Но я не слушал его: думал о том, чем мне теперь кормить семью. И тут меня осенило: «У тебя ж собака есть, давай её зарежем и съедим». Зря я сказал это. Друг встал – страшный, мосластый, глаза на лице огромные … Он не заговорил, а зашипел на меня: «Очумел! Друга я зарежу – для того лишь, чтобы неделю прожить?! Вот поэтому не отпускаю его, знаю – есть такие, как ты, у нас в деревне». «А что я такое сказал? Скотина существует для того, чтобы её есть» – начал оправдываться я. «То скотина, а то друг – различать надо. Топай отсюда! Ты не хуже Фёдора. Говорят, что они с женой детей своих едят». «Врут! – продохнул я. – Откуда знаешь?» «Сорока на хвосте принесла в лице Фёклы. Говорит, что зашла за солью к ним, а они из печки на большом противне тело ребёнка достают… У неё – волос дыбом, выскочила сама не своя. Да чуть сама не погибла: в голодном теле сердце всегда болит…»

Я попытался остановить рассказ старика:

– Может, мы о ребёнке-то пропустим? Смерть детей описывать в литературе – это дешёвый приём, а тут мало того, что умерла, ещё и родители её зажарили. Я же не детективщик.

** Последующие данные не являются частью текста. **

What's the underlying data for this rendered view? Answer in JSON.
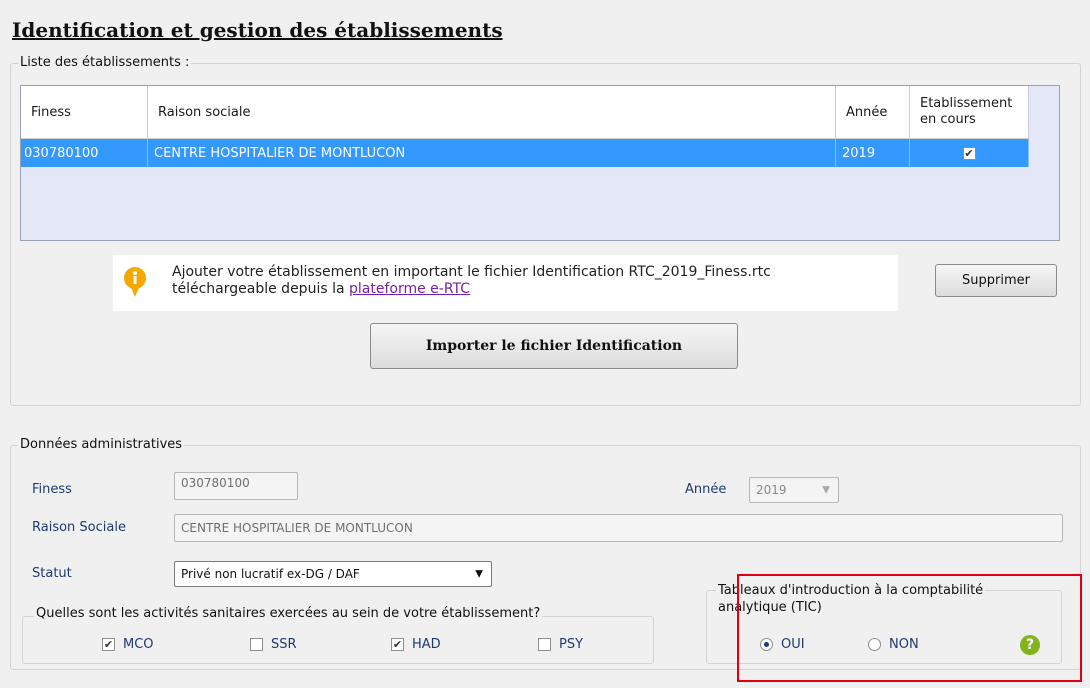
{
  "page": {
    "title": "Identification et gestion des établissements"
  },
  "list": {
    "legend": "Liste des établissements :",
    "columns": {
      "finess": "Finess",
      "raison": "Raison sociale",
      "annee": "Année",
      "encours_line1": "Etablissement",
      "encours_line2": "en cours"
    },
    "rows": [
      {
        "finess": "030780100",
        "raison": "CENTRE HOSPITALIER DE MONTLUCON",
        "annee": "2019",
        "en_cours": true
      }
    ]
  },
  "info": {
    "line1": "Ajouter votre établissement en important le fichier Identification RTC_2019_Finess.rtc",
    "line2_prefix": "téléchargeable depuis la ",
    "link_text": "plateforme e-RTC",
    "icon": "info-icon"
  },
  "buttons": {
    "supprimer": "Supprimer",
    "importer": "Importer le fichier Identification"
  },
  "admin": {
    "legend": "Données administratives",
    "finess_label": "Finess",
    "finess_value": "030780100",
    "annee_label": "Année",
    "annee_value": "2019",
    "raison_label": "Raison Sociale",
    "raison_value": "CENTRE HOSPITALIER DE MONTLUCON",
    "statut_label": "Statut",
    "statut_value": "Privé non lucratif ex-DG / DAF"
  },
  "activities": {
    "legend": "Quelles sont les activités sanitaires exercées au sein de votre établissement?",
    "items": [
      {
        "label": "MCO",
        "checked": true
      },
      {
        "label": "SSR",
        "checked": false
      },
      {
        "label": "HAD",
        "checked": true
      },
      {
        "label": "PSY",
        "checked": false
      }
    ]
  },
  "tic": {
    "legend_line1": "Tableaux d'introduction à la comptabilité",
    "legend_line2": "analytique (TIC)",
    "oui": "OUI",
    "non": "NON",
    "selected": "OUI"
  },
  "colors": {
    "selection": "#3399ff",
    "highlight_box": "#e0000f",
    "help_icon": "#82b41e",
    "info_icon": "#f5a800"
  }
}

– Я не разбираюсь в литературе, хочешь – пиши, не хочешь – не пиши об этом. Дело твоё. Но ушёл я тогда от друга, ветром качаемый. А мудрить тут нечего – главное, это правда. – И он продолжал: – А друг мой схватил нож со стола и шагнул ко мне. «Ты что?!» – испугался я. Когда вокруг смерть ходит, легко поверить, что она настигнет тебя. «Ты что, ты что?» – Я пятился от него. «Не бойся, пошли к собаке», – позвал друг. Он впереди, я за ним, кричу: «Постой, чашку надо взять для крови, чтоб ни капли не пропало». Он остановился и сказал: «Если бы жизнь продолжалась, ты хорошим гадом стал». «Почему?!» – возмутился я, поражённый. «Почему-почему?..» Он вышел, опёрся о притолоку рукой и стал тяжело дышать. Нелегко достался ему этот выход. Потом заковылял к собаке, Полёт заскулил… Всё, конец ему, подумал я и обрадовался: сегодня буду есть мослы с мясом и дети будут суп хлебать. Нож-то у него в руках… Друг доковылял до собаки, встал перед ней на колени, поцеловал её в лоб и сказал: «Прощай, друг». Поднял нож, поддел под ошейник и дёрнул. Собака, освобождённая от ошейника, дёрнулась, радостно забегала вокруг нас и побежала, шатаясь и неуверенно переставляя ноги. «Живи, друг, – сказал Степан. – Надо было давно отпустить тебя, когда ты в силе был. А сейчас могут поймать… Не думал я, не гадал, что доживём до такого времени…» Я, весь поникший и обессиленный, не прощаясь, побрёл домой. До сих пор душа болит, что не попрощался с другом. Знал же, что умрёт…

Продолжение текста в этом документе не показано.